Artificial Intelligence

The Artificial Intelligence group pursues a broad range of topics spanning robotics, vision, knowledge representation, learning, image processing, scheduling, reasoning, decision and information systems, and natural language processing.

Group Leader: Stephen E. Levinson
Administrative Support Staff: Sharon K. Collins

One important artificial intelligence research direction at the Beckman Institute examines computational aspects of biological intelligence. Theories of cognition, perception, problem solving, and so on must be implementable if they are to be explanatory in nature rather than simply descriptive. This requirement is often neglected, but can place important constraints on the kinds of theories that should be entertained. Some such constraints are abstract, derived from the fact that computation is necessary in realizing the intelligent behavior. Other constraints are more specific, due to the form of the architecture of the computational medium. Regardless, a theory of the mind, whether philosophical, psychological, or neuropsychological, must be computationally tractable to be viable. Observations and theories of human intelligence become guiding principles for artificial intelligence research helping to refine the cognitive theories. Interactions between this group and the Cognitive Science group are ongoing and fruitful.

Another important research thrust examines how computers interact with humans and how that interaction can be made more effective through intelligence on the part of the computer. Computers will be more easily accepted and more useful as tools as they behave more appropriately and predictably when in collaboration with humans. At the Institute, mobile robots, robotic arms, and various sensing devices are used to integrate sensing, planning, navigation, and autonomous plan execution. One project applies the constraint approach to planning finger grasps for dexterous manipulators. In a more logic-oriented approach to constraining inference, Beckman researchers are applying learning to the task of planning in several real-world domains. Robotic grasping and manufacturing process planning are characterized by uncertainty, complexity, and resistance to conventional formalization.

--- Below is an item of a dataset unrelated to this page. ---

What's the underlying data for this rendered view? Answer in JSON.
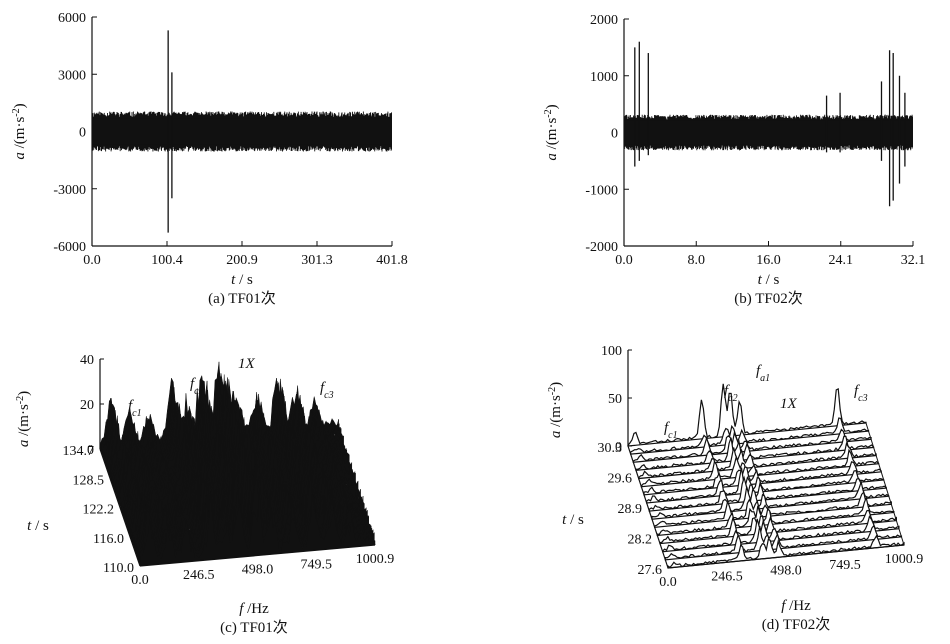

Computer recognition of human faces is also under study. This is particularly challenging when the perceived image is not explicitly present in the database. Knowledge of prior views of a person and the system's general internal 3-D model of the human head must be combined. Face recognition promises many useful applications, including access control, credit card identification, and law enforcement. In a related project, Beckman researchers are investigating ways to infer 3-D shape and layout of scenes from visual cues, including texture changes, motion, and stereo differences. Spatial and temporal understanding allows development of schemes for representation, navigation, and animation. These schemes relate to structures and mechanisms that have evolved biologically, such as eye movements, eye accommodation, peripheral vision, and foveal acuity.